Wednesday, October 21, 2009

Balloon Boy vs. Jon Gosselin - and More Crap on TV




There's not much of a medical update for me to share beyond what you already know if you've been reading my posts consistently (because what else do you have to do but read my blog?). So I'm going to take a break from nurse molestation and bowel movements to give you my point of view on the top stories in pop culture that I have learned about during my 10 days in the hospital:

1) Balloon Boy and His Family
Enough, already. Enough with the floating tin foil over Colorado and the insane man with the awkward wife. They're both obviously crazy, with their Wife Swap and storm chasing. And sweet Jesus, Asian women worldwide must get that same feeling when Mayumi Heene opens her mouth that I get when the news goes live into Oakland. Why must the media spend any amount of time on these people? At one point, nearly every TV channel had "live breaking news" on these fools. Perhaps I will ignite a hoax from this hospital so that I can really shake some things up around here. Although, wait - what I'm experiencing already feels like a hoax of some sort, only I'm not in on it.

2) Jon Gosselin
How is this stupid, ugly, fat, balding philanderer with 8 children rounding up more women? It's inconceivable. All the media attention in the world is not worth the embarrassment of being seen out in public with him - even for the most pathetic of star f***ers. One of the bad entertainment news shows I've fallen prey to watching lately actually had a debate about who made the worse father - Balloon Boy Dad or Jon Gosselin. Hmmm, let me see, how 'bout they both suck major ass?

3) LeAnn Rimes and Eddie Cibrian
Okay, so I think it's a real stretch to consider yourselves famous when you're starring in a Lifetime movie. I'm no country music fan, so maybe LeAnn is still a big deal on that scene and I just don't know it - but given that Lifetime movies generally star Meredith Baxter, Judith Light and Justine Bateman, it doesn't seem this channel is exactly the launching point of a hot career, but rather, marks the end of one. And who the hell is Eddie Cibrian? I had never heard of him until this scandal. Was this a ploy to resuscitate and/or advance their careers? Because an episode of Cheaters has more intrigue than this.

4) Bethenny Frankel
This Real Housewife is mad that the world knows she's only 2 months pregnant - so she had to make a formal statement to "quell the rumors." Um, did anyone tell her she starred in a reality TV series?
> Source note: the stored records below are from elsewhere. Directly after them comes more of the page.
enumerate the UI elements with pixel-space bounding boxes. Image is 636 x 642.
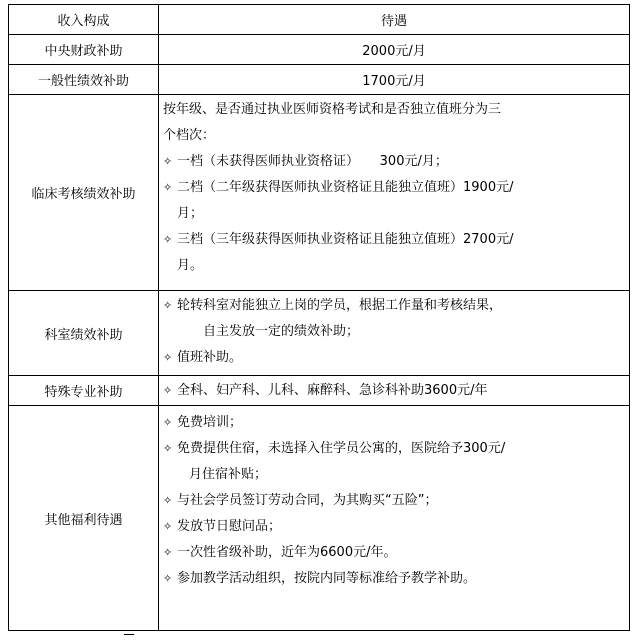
diamond-bullet-icon: ✧ bbox=[163, 494, 173, 507]
diamond-bullet-icon: ✧ bbox=[163, 383, 173, 397]
header-col1: 收入构成 bbox=[9, 5, 159, 35]
diamond-bullet-icon: ✧ bbox=[163, 546, 173, 559]
list-item: ✧ 发放节日慰问品； bbox=[163, 514, 625, 540]
header-col2: 待遇 bbox=[159, 5, 630, 35]
list-item: ✧ 轮转科室对能独立上岗的学员，根据工作量和考核结果， bbox=[163, 293, 625, 319]
row-value-other bbox=[159, 406, 630, 631]
list-item: ✧ 一次性省级补助，近年为6600元/年。 bbox=[163, 540, 625, 566]
row-value-general: 1700元/月 bbox=[159, 65, 630, 95]
list-item: ✧ 二档（二年级获得医师执业资格证且能独立值班）1900元/ bbox=[163, 175, 625, 201]
row-label-other: 其他福利待遇 bbox=[9, 406, 159, 631]
list-item: ✧ 三档（三年级获得医师执业资格证且能独立值班）2700元/ bbox=[163, 227, 625, 253]
row-label-dept: 科室绩效补助 bbox=[9, 291, 159, 376]
diamond-bullet-icon: ✧ bbox=[163, 233, 173, 246]
list-item-continued: 月； bbox=[177, 206, 204, 221]
diamond-bullet-icon: ✧ bbox=[163, 155, 173, 168]
list-item: ✧ 参加教学活动组织，按院内同等标准给予教学补助。 bbox=[163, 566, 625, 592]
divider bbox=[124, 634, 134, 635]
header-row bbox=[9, 5, 630, 35]
list-item-continued: 月住宿补贴； bbox=[189, 467, 268, 482]
table-row bbox=[9, 35, 630, 65]
list-item: ✧ 一档（未获得医师执业资格证） 300元/月； bbox=[163, 149, 625, 175]
row-label-general: 一般性绩效补助 bbox=[9, 65, 159, 95]
diamond-bullet-icon: ✧ bbox=[163, 416, 173, 429]
diamond-bullet-icon: ✧ bbox=[163, 181, 173, 194]
row-label-special: 特殊专业补助 bbox=[9, 376, 159, 406]
list-item: ✧ 免费提供住宿，未选择入住学员公寓的，医院给予300元/ bbox=[163, 436, 625, 462]
table-row bbox=[9, 65, 630, 95]
list-item: ✧ 全科、妇产科、儿科、麻醉科、急诊科补助3600元/年 bbox=[163, 378, 625, 404]
row-label-clinical: 临床考核绩效补助 bbox=[9, 95, 159, 291]
diamond-bullet-icon: ✧ bbox=[163, 442, 173, 455]
row-value-central: 2000元/月 bbox=[159, 35, 630, 65]
table-row bbox=[9, 291, 630, 376]
list-item: ✧ 免费培训； bbox=[163, 410, 625, 436]
list-item: ✧ 值班补助。 bbox=[163, 345, 625, 371]
diamond-bullet-icon: ✧ bbox=[163, 299, 173, 312]
diamond-bullet-icon: ✧ bbox=[163, 351, 173, 364]
clinical-intro-line1: 按年级、是否通过执业医师资格考试和是否独立值班分为三 bbox=[163, 102, 502, 117]
row-value-clinical bbox=[159, 95, 630, 291]
row-value-dept bbox=[159, 291, 630, 376]
list-item-continued: 自主发放一定的绩效补助； bbox=[203, 324, 360, 339]
clinical-intro-line2: 个档次： bbox=[163, 128, 216, 143]
table-row bbox=[9, 406, 630, 631]
list-item: ✧ 与社会学员签订劳动合同，为其购买“五险”； bbox=[163, 488, 625, 514]
table-row bbox=[9, 95, 630, 291]
row-label-central: 中央财政补助 bbox=[9, 35, 159, 65]
row-value-special bbox=[159, 376, 630, 406]
table-row bbox=[9, 376, 630, 406]
income-table bbox=[8, 4, 630, 631]
list-item-continued: 月。 bbox=[177, 258, 204, 273]
diamond-bullet-icon: ✧ bbox=[163, 572, 173, 585]
diamond-bullet-icon: ✧ bbox=[163, 520, 173, 533]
5) Khloe Kardashian and Lamar Odom
The not-that-famous sister and the not-that-famous Laker have a not-that-famous wedding. The best part is the pre-nup, which features courtside Laker tickets for the entire Kardashian clan. I'm surprised they don't already have those given the Kardashian girls' history.

Until tomorrow, when I sink my teeth into more stupidity, interspersed by episodes of Jeopardy! to renew my intelligence...

2 comments:

MoltoItaly said...

Hurray for crap TV! I was channel-surfing last night while grading papers (okay, I was actually looking for What Not to Wear) and I came across this. Maybe you could even get on the show?
http://tlc.discovery.com/tv/i-didnt-know-i-was-pregnant/about-the-show.html

GrandmaK said...

What about Octomom?? She still appears in US magazine from time to time. How are Benny, Gonzalo and Carleen?? I am off to Toto Toilet Land (Japan!!) tomorrow (23rd) but will continue to check your blog every chance I get. Crissy will text me regularly with all her happenings and any news. Ja mata! (See you!)